Deputies' charges to be closely monitored

Monday, 05 January 2015
England's Public Guardian has recommended to Parliament some improvements to the supervision of deputies, including the introduction of annual deputyship plans, asset inventories and charging estimates.

The proposals are included in the Office of the Public Guardian's review of the system, which was presented to parliament last week. It was commissioned in 2012 in response to MPs' complaints about professional charges levied in connection with some deputyships. In some cases a significant proportion of the assets in the case had been swallowed up by the deputyship charges, including the costs of monitoring deputies.

In its report, the OPG pointed out that its supervision caseload had more than doubled since the commencement of the Mental Capacity Act and the resulting boom in registration of lasting powers of attorney.

Growth is predicted to continue for some years, and the OPG's review concludes that its original supervisory model has now been superseded by events.

The most fundamental change is that supervision will be done according to deputy type (lay, local authority or professional/panel). Each member of the OPG's supervisory staff will specialise in one of the deputy types.

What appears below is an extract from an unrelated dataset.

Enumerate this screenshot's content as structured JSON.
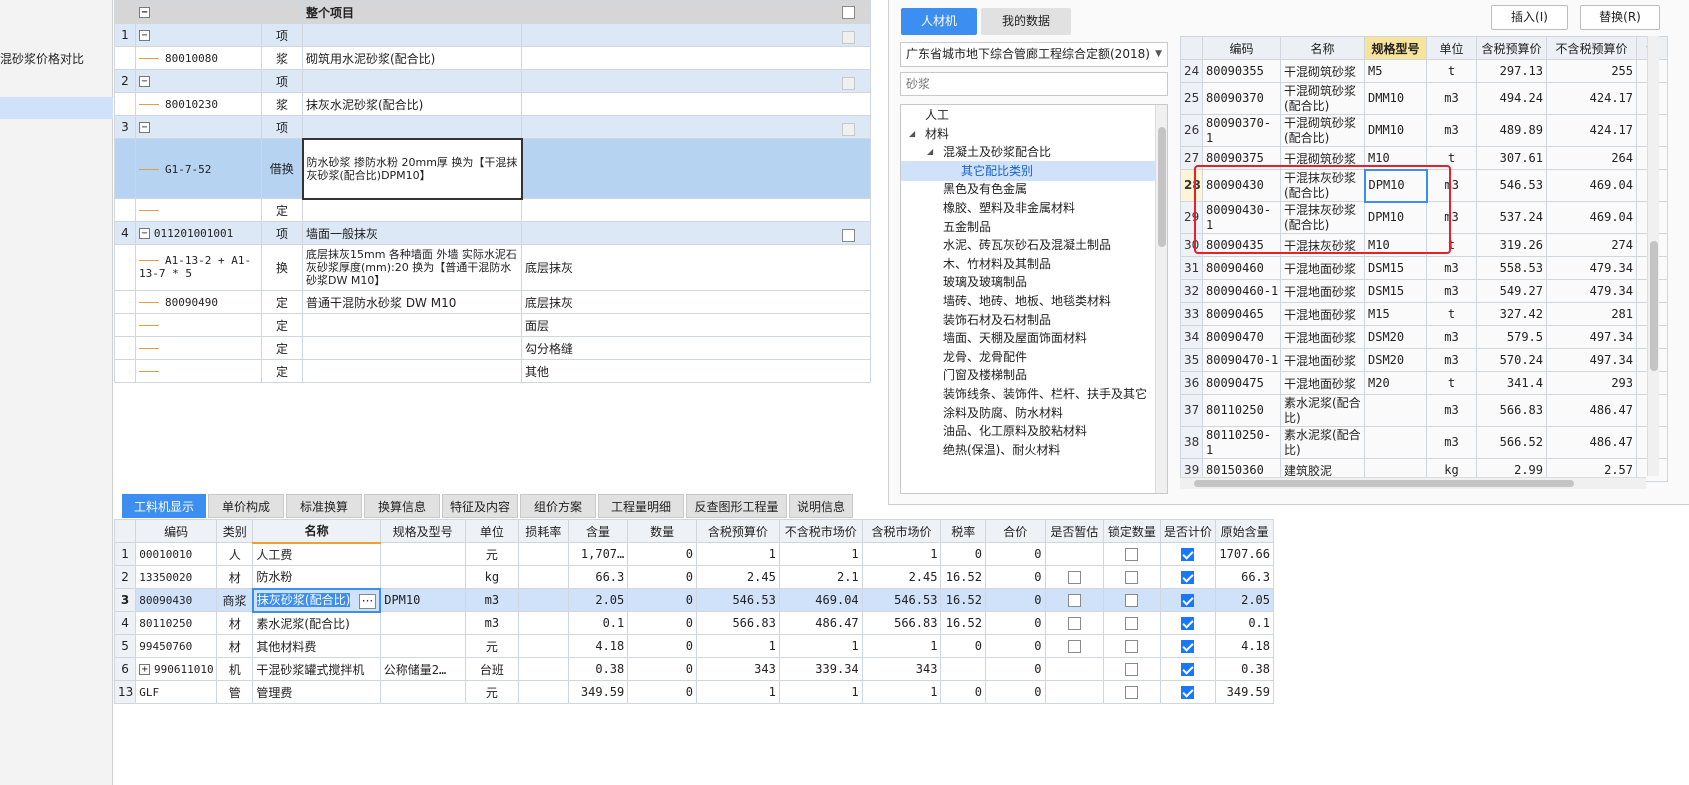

However, better control of professional deputy charges is also a key component of the reform. The new regime is likely to include annual plans, with work and cost estimates, which can be scrutinised both beforehand and after the fact. There will be further discussions with the Senior Court Costs Office, which governs the ability of professional deputies to recover their charges from the estate of the person lacking capacity. Also, the OPG will launch a public consultation this autumn on the fees charged for supervising deputies.

'It is the intention that these several measures will address MPs' concerns on the level of charges', said the review.